Decoupled debit cards, which through the past few decades have been issued and operated by merchants or organizations, were and are linked directly to a customer’s bank account through a third party (most recently challenger banks).
Those cards have typically been attached to loyalty programs, which will be a key value-add feature for pay by bank, Gonthier said.
Loyalty programs will provide that consumer incentive to switch, he said. The joint research by PYMNTS Intelligence and Trustly indicated that when consumers are presented with cash-back discounts or loyalty benefits, their interest in open banking payments surges by 72%.
Merchants’ loyalty programs can be fine-tuned, underpinned by the wealth of data tied to the connections between merchants, banks and FinTechs. Trustly is educating retailers that loyalty programs will drive more active consumer transactions over a long-lived relationship, as firms realize the savings from payment processing and ramp up rewards points for everyday spending, such as at the gas pump, he said.
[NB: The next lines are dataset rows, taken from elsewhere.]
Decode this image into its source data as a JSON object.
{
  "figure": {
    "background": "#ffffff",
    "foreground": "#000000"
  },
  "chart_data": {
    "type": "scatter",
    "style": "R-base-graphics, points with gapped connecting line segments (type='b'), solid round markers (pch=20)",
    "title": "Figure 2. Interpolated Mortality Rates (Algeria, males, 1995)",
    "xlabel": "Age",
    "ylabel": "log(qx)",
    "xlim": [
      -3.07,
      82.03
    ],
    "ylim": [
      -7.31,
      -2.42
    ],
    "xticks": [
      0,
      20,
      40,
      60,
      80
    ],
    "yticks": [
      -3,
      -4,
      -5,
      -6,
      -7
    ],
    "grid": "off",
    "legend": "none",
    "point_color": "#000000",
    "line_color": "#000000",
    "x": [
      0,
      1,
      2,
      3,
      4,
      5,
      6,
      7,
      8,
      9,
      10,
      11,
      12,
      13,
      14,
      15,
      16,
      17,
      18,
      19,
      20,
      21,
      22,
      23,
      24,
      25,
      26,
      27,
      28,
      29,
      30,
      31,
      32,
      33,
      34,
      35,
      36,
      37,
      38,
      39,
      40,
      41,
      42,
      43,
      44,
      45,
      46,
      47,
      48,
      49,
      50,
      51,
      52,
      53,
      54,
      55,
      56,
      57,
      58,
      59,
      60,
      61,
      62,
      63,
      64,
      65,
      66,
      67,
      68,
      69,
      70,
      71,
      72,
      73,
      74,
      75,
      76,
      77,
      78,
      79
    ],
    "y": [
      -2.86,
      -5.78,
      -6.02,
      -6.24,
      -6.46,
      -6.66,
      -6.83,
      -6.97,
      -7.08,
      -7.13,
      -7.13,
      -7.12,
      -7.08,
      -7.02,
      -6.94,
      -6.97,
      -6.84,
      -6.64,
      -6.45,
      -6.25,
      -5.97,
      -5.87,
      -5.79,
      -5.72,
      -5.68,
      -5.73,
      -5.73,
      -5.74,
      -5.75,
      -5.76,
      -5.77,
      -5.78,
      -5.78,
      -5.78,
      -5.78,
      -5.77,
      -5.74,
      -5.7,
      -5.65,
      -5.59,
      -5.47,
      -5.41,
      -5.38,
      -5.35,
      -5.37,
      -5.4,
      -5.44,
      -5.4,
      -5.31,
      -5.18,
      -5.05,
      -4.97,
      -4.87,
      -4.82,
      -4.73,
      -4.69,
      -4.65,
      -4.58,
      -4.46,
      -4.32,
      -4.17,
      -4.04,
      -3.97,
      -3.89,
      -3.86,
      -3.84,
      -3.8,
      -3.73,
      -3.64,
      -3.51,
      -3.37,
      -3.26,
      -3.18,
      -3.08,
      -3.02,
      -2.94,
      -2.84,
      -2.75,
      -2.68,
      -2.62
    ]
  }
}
Looking ahead, Trustly is exploring providing installment options for pay-by-bank transactions, where the firm has a significant portion of the billing volume, he said. Installment options can help ensure that there’s no non-sufficient funds occurrence when, for example, consumers go grocery shopping or pay other daily expenses (a scenario that Gonthier said can impact 20% of the U.S. population).
“You’re turning a bill that’s due today into a bill that you can pay 30 days later,” he said, and pay by bank becomes a debit alternative.
Gonthier predicted that one of the biggest consumer incentives to use pay by bank at retail is how their bank account essentially travels with them, like PayPal.
Because that “eliminates the authentication step, pay by bank has the potential to become an alternative to Apple Pay,” he said.
So, while the fate of open banking frameworks in the U.S. may be a question mark, Gonthier said he remains confident about pay by bank’s long-term tailwinds.
With or without a regulatory mandate, he told Webster, for pay by bank, “the use cases that consumers come to discover and love … they’re not going anywhere.”